Trails are to be shared, and trail runners should welcome the presence of the full trail community in all our wild and wonderful spaces, unless permits suggest otherwise. But, with shared space comes shared responsibility. A few weeks ago, local road and trail running champ, Siviwe Nkombi, was attacked during the first few kilometres of a race, on a beach where dogs are permitted to run without a leash. This incident has sparked some debate in the trail community, calling on dog owners to be more responsible. In this particular incident, the dog owner did not take responsibility for the outcome. Fortunately, Siviwe is recovering well and the wound on his knee was treated so as to avoid infection. An injury of this nature can have a devastating outcome for an athlete.
It goes without saying, that dog owners should not take their furry pals running in areas where they will encounter other people, unless they are on a leash or highly responsive to voice / clicker / whistle control. A runner coming around a corner at pace can startle even the most placid hound and conflict may well occur.
So what steps can runners take to avoid conflict with trail dawgs, and what should you do if attacked?
Read the Signs
Here are some of the doggie language signs you need to keep an eye on:
- Tense body with the hackles—the area between the tail and shoulders—up and ears erect.
- Loud growling
- Furrowed brows
- Flicking tongue
- Backing away while growling
- Stiff tail, or held high and wagging faster than normal.
- Intense stare with eyes wide with rage
Slow your pace to a walk. Dogs have a natural predatory instinct triggered by fast movement. When you slow down, you become less interesting to them. The only scenario in which you should keep on running is if you know that you can get behind a barrier, such as a bench, rock, or tree to separate you from the dog.
It is preferable to walk in the opposite direction of the dog, remaining aware of its movements. Staring a dog directly in the eyes is threatening to them, so keep the hound in site without making eye contact.
Remain upright, relaxed and try to muster up a sense of authority. A firm, deep voice is best. In South Africa, a firm “voetsek” usually does the trick. High pitched screaming or shrieking can trigger them further.
If you are being actively attacked, your first move must be to try to give the dog something to chew on. It’s better than tearing up your own flesh. Put something between the dog’s teeth and your body. This could be a loose fitting piece of fabric, your jacket sleeves, a stick, or anything that could separate the two of you.
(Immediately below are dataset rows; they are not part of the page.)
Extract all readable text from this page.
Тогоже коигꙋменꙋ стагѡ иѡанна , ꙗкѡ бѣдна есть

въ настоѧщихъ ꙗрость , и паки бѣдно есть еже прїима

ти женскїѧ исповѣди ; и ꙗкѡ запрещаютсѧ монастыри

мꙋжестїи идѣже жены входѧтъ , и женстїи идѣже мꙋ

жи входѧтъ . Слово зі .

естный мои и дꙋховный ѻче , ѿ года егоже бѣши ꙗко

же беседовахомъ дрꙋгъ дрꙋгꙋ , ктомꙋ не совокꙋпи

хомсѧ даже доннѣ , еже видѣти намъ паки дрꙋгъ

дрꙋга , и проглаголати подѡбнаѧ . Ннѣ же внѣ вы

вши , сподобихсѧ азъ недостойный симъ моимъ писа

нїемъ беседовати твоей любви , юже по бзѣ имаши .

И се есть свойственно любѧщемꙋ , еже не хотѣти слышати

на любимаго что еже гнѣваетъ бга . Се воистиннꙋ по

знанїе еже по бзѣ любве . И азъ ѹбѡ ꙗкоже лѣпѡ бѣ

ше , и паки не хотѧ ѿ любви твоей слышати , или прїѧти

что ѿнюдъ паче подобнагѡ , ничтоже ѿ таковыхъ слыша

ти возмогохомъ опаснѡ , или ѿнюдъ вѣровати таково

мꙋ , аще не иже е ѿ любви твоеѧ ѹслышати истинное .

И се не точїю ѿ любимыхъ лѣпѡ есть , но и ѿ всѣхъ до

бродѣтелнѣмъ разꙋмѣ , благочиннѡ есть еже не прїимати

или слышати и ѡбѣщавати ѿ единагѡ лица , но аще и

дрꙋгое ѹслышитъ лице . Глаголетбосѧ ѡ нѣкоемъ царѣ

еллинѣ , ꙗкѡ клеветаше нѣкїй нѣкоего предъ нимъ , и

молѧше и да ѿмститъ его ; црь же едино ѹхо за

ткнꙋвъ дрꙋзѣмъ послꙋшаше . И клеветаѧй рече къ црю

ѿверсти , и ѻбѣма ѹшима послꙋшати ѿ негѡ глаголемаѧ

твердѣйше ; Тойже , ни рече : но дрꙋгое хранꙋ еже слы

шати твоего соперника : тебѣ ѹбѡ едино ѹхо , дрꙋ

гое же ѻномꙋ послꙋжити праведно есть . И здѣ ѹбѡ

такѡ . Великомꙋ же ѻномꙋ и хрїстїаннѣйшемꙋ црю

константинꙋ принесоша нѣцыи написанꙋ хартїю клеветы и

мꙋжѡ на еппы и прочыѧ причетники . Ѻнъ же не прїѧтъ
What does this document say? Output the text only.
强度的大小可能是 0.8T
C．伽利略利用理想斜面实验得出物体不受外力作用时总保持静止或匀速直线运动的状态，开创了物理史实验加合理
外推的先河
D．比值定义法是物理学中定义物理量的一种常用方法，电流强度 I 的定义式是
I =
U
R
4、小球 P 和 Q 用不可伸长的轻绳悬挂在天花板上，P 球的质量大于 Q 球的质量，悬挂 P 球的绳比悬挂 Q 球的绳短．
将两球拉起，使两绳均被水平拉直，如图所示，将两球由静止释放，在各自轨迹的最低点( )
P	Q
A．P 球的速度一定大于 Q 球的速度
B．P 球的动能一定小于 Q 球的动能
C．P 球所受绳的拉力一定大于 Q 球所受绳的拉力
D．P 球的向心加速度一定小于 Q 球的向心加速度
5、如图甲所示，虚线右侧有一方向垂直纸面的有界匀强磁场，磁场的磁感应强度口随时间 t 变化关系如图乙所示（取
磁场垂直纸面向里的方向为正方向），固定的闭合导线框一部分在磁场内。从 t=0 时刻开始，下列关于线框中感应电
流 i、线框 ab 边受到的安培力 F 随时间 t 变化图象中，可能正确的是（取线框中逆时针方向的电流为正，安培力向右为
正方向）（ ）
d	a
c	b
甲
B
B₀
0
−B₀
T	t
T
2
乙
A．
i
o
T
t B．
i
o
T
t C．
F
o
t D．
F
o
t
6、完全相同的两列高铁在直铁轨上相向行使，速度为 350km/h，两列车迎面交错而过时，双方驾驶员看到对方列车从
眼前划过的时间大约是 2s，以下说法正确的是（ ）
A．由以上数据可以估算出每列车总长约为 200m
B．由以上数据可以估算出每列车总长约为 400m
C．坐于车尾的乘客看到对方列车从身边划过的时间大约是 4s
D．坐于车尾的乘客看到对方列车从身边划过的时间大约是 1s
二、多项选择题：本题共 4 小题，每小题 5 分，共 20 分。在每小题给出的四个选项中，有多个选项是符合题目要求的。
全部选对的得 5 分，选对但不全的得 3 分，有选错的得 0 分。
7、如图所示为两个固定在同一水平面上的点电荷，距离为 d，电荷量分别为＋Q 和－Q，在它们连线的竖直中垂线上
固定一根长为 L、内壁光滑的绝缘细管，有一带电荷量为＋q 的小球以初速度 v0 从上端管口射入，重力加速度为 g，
If the attacked progresses, hit the ground. Roll in to a foetal position with your face down and hands behind your neck, with your fingers tucked in. Minimise the access to soft tissue around your stomach, face, and throat.
Spraying mace at a dog, or anything similar, should be a last resort and not used as a preventative measure.
And if your dog is the attacker?
Once you have got your dog off its victim, and done everything in your power to prevent the escalation of the attack, your dog should be leashed and walked away. Call for help, ensure that the victim receives immediate medical care, and offer to cover all relevant bills. Antibiotics and a tetanus injection are almost always necessary, as well as professional wound care in the days or weeks that follow.